The Maharashtra-based integrated dairy company Prabhat Dairy will use ₹185 crore out of its ₹300 crore public issue to pare down debt. This will reduce interest outgo and improve net profit in 2015-16. The company is also pursuing aggressive plans to expand its retail business over the next three to five years. It has recently started making value-added products such as cheese, shrikhand and paneer. While this will add to revenues, Prabhat will have to shell out more money to advertise and promote its products; margins may be under pressure over the next two to three years. Prabhat being a late entrant into the retail business, fighting competition from other local and large dairy firms may not be easy. Also, higher depreciation on the newly commissioned facility will eat into its profit. The offer’s valuation does not seem to justify the company’s near-term prospects. At the upper end of the pricing band of ₹147, the stock discounts its estimated 2015-16 earnings by over 40 times (on a post-issue basis). Stocks of dairy companies such as Heritage Foods and Umang Dairies trade at a modest 20 times and 12 times their 2015-16 estimated earnings. Investors may be better off avoiding the issue.

Incorporated in 1998 as a liquid milk marketing company, Prabhat has gradually expanded into value-added products such as ghee, milk powder and sweetened condensed milk. The company has two production facilities in Maharashtra at Shrirampur and Navi Mumbai with a total milk processing capacity of 1.5 million litres and caters to customers in Maharashtra, Gujarat and Madhya Pradesh. Prabhat has both institutional and retail clients.

Under the institutional business, the company sells specialty ingredient products such as sweetened condensed milk and milk powders — full cream, partially skimmed, fully skimmed — to multinational companies such as Mondelez India and Abbott Healthcare. It also does co-manufacturing of dairy whiteners, curd, ghee and yoghurt for companies such as Britannia Industries, Mother Dairy and Heritage Foods. The institutional business accounts for three-fourth of the overall revenue.

Retail reach Prabhat’s retail business includes pasteurised milk sold under the ‘Prabhat’ brand, flavoured milk ‘Flava’, sweetened condensed milk and dairy whitener sold under its ‘Milk Magic’ brand. The company has over 350 distributors through which it supplies its products to over 40,000 retail outlets.

It aims to scale up its retail business from the current 25 per cent of its overall revenues to 50 per cent over the next few years by trebling its retail reach. While this will help the company’s gross margins, it may not translate into higher operating profit margin due to higher promotion and advertising spend.

Also, the scale up in the retail segment may be a gradual one given Prabhat’s relatively late entry into the business and the competition from local brands such as Gowardhan besides dairy majors such as Amul and Mothers Dairy.

New launches Prabhat has recently forayed into other value-added products such as paneer, shrikhand and cheese.
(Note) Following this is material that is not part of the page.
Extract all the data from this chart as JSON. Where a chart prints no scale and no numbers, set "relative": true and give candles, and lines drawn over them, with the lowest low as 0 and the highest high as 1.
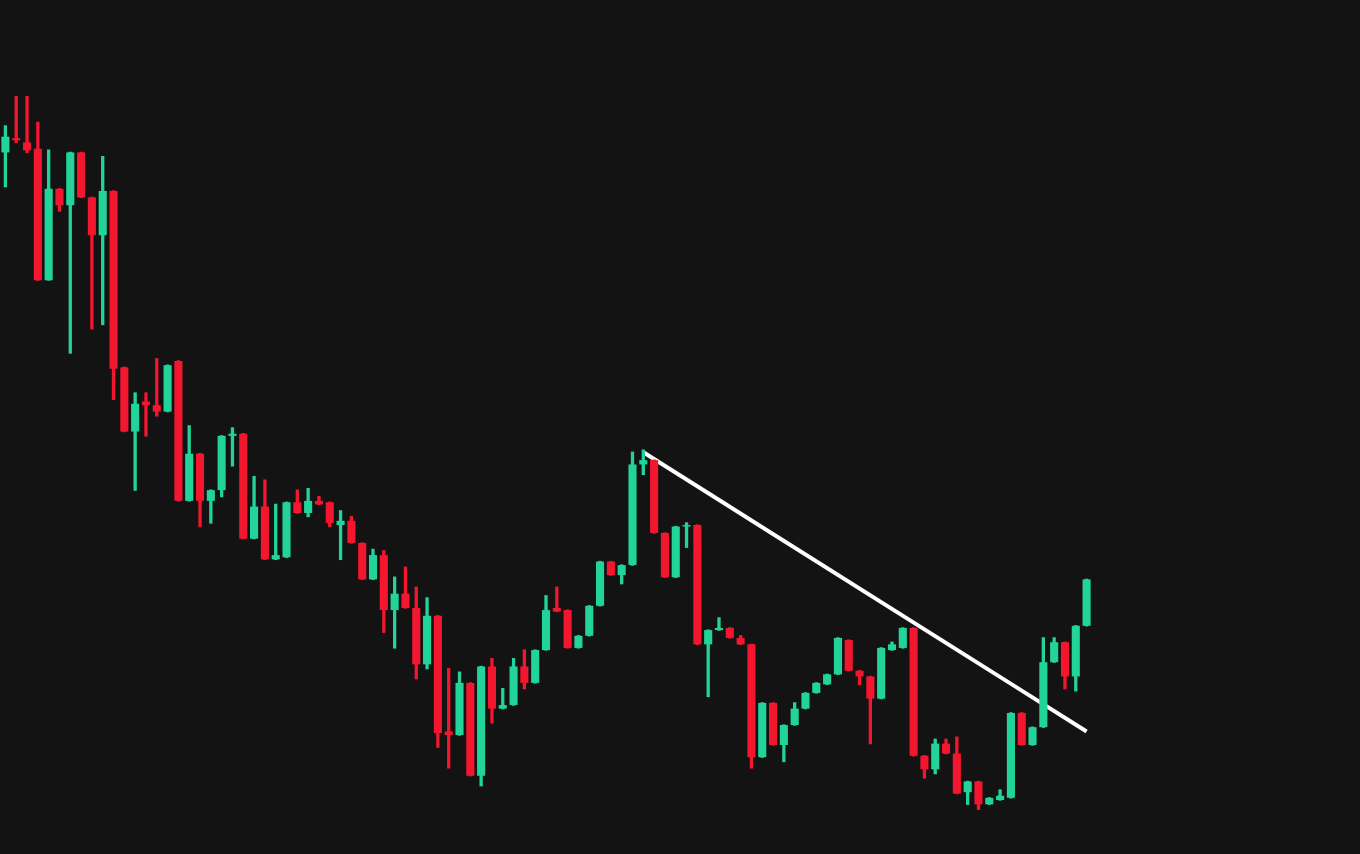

The company is in the process of signing up with institutional players for supply of cheese and plans to sell products such as paneer and shrikhand through its retail distribution network. Though this will help the company’s profitability in the long term, revenue flow from these products may happen only in 2016-17 and the scale up may also be gradual.

The company’s current utilisation levels are low at about 55 per cent, which is also eating into its profit, by way of higher fixed costs.

In 2014-15, Prabhat’s operating profit margin slipped by 0.5 percentage points to 10.1 per cent on account of higher employee, promotion and fixed costs. The pace of growth in revenue has also slowed from about 33 per cent levels in 2012-13 and 2013-14 to about 17 per cent in 2014-15.